Which is why Baker the candidate has been such a letdown. As sincere as he is in person, he has seemed downright fake on the stump.
Time and again we’ve seen him executing some rather uncomfortable-looking contortions to protect his right side from say-anything-to-win Tim Cahill, the independent candidate from whom Baker is now pulling away.
Baker has voiced support for state troopers arresting illegal immigrants, come out against his own running-mate’s bill to prevent discrimination against transgender people, played dumb on global warming, and tried to convince us he’s a Beacon Hill outsider, which is a hoot.
He continues to distance himself from the decision to fund the Big Dig with loans. “I was a staffer, OK?’’ the man who authored that financing plan told me. He has said things that are at odds with the facts in two areas on which he is an expert: state finances and his own record.

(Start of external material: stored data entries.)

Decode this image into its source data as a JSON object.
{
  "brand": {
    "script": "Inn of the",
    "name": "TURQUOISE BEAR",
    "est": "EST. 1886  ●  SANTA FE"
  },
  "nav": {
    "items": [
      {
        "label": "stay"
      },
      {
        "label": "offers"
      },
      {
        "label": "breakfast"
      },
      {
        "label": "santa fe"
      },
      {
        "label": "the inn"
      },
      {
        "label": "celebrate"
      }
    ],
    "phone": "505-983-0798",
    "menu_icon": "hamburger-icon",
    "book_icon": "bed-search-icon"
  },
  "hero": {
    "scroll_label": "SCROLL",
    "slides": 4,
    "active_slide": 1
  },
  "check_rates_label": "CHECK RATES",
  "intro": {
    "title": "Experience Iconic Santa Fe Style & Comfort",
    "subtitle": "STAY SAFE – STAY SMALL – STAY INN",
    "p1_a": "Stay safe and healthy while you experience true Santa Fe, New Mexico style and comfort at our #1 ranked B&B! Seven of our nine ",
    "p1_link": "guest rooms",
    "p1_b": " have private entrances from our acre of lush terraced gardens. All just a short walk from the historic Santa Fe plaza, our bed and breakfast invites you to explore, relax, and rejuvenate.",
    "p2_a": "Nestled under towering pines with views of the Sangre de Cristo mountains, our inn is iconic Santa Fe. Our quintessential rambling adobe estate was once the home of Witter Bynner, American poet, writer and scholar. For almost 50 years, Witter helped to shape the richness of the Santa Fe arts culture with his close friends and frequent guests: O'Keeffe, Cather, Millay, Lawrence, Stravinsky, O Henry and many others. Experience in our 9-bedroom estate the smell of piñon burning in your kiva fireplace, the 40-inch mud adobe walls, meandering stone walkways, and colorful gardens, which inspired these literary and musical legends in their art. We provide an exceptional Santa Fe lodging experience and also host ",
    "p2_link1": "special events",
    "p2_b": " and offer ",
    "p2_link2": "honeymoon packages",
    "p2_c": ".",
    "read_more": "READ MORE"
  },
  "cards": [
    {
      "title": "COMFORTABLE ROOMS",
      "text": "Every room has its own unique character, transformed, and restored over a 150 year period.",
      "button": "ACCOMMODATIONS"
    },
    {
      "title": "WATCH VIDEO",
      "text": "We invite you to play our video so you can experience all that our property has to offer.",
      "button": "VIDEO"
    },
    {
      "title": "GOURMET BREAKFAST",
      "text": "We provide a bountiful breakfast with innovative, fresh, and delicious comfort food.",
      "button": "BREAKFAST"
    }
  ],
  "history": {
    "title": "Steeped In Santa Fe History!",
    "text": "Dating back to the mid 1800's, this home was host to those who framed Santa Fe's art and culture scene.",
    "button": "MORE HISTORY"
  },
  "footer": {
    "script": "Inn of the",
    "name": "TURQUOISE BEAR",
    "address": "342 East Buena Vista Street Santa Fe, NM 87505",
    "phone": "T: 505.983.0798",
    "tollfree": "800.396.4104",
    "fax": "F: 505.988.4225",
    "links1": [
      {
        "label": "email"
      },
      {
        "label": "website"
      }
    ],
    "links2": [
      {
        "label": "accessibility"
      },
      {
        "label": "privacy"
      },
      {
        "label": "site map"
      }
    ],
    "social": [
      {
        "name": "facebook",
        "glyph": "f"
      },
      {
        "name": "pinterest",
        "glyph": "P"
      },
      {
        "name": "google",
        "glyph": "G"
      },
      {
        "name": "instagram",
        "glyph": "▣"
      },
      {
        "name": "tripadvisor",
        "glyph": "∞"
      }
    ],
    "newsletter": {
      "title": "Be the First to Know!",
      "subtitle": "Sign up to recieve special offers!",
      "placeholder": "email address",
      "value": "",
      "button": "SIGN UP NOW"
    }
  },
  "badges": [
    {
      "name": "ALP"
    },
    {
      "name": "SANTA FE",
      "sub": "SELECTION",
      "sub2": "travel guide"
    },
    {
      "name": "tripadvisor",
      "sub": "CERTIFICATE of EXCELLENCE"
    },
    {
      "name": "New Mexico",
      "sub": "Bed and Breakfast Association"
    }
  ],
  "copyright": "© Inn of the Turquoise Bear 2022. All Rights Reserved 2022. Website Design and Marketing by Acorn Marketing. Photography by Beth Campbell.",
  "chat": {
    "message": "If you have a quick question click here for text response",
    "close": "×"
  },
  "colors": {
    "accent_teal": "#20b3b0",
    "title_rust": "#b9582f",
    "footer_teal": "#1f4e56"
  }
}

At our lunch earlier this week, Baker stood by all of the positions he has taken. But he acknowledged he sometimes has trouble with the precision that campaigning demands.
“Some things have simple answers, and some things have more complicated ones,’’ he said. “But candidates have to be scripted or precise. I’m running against two guys who are better campaigners than I am, but I’m a better manager.’’
But as Patrick and Obama have both learned the hard way, governing is as much about persuading the public as it is about managing the process, about convincing people you’re authentic and serious. And there’s no way Baker will get to practice either skill in office unless he conveys more consistency and sincerity on the campaign trail.
Still, it’s early. Baker has a few months to put the smart, table-smacking guy on the stump and keep him there until voters start paying close attention.
They deserve the kind of candidate he can and ought to be.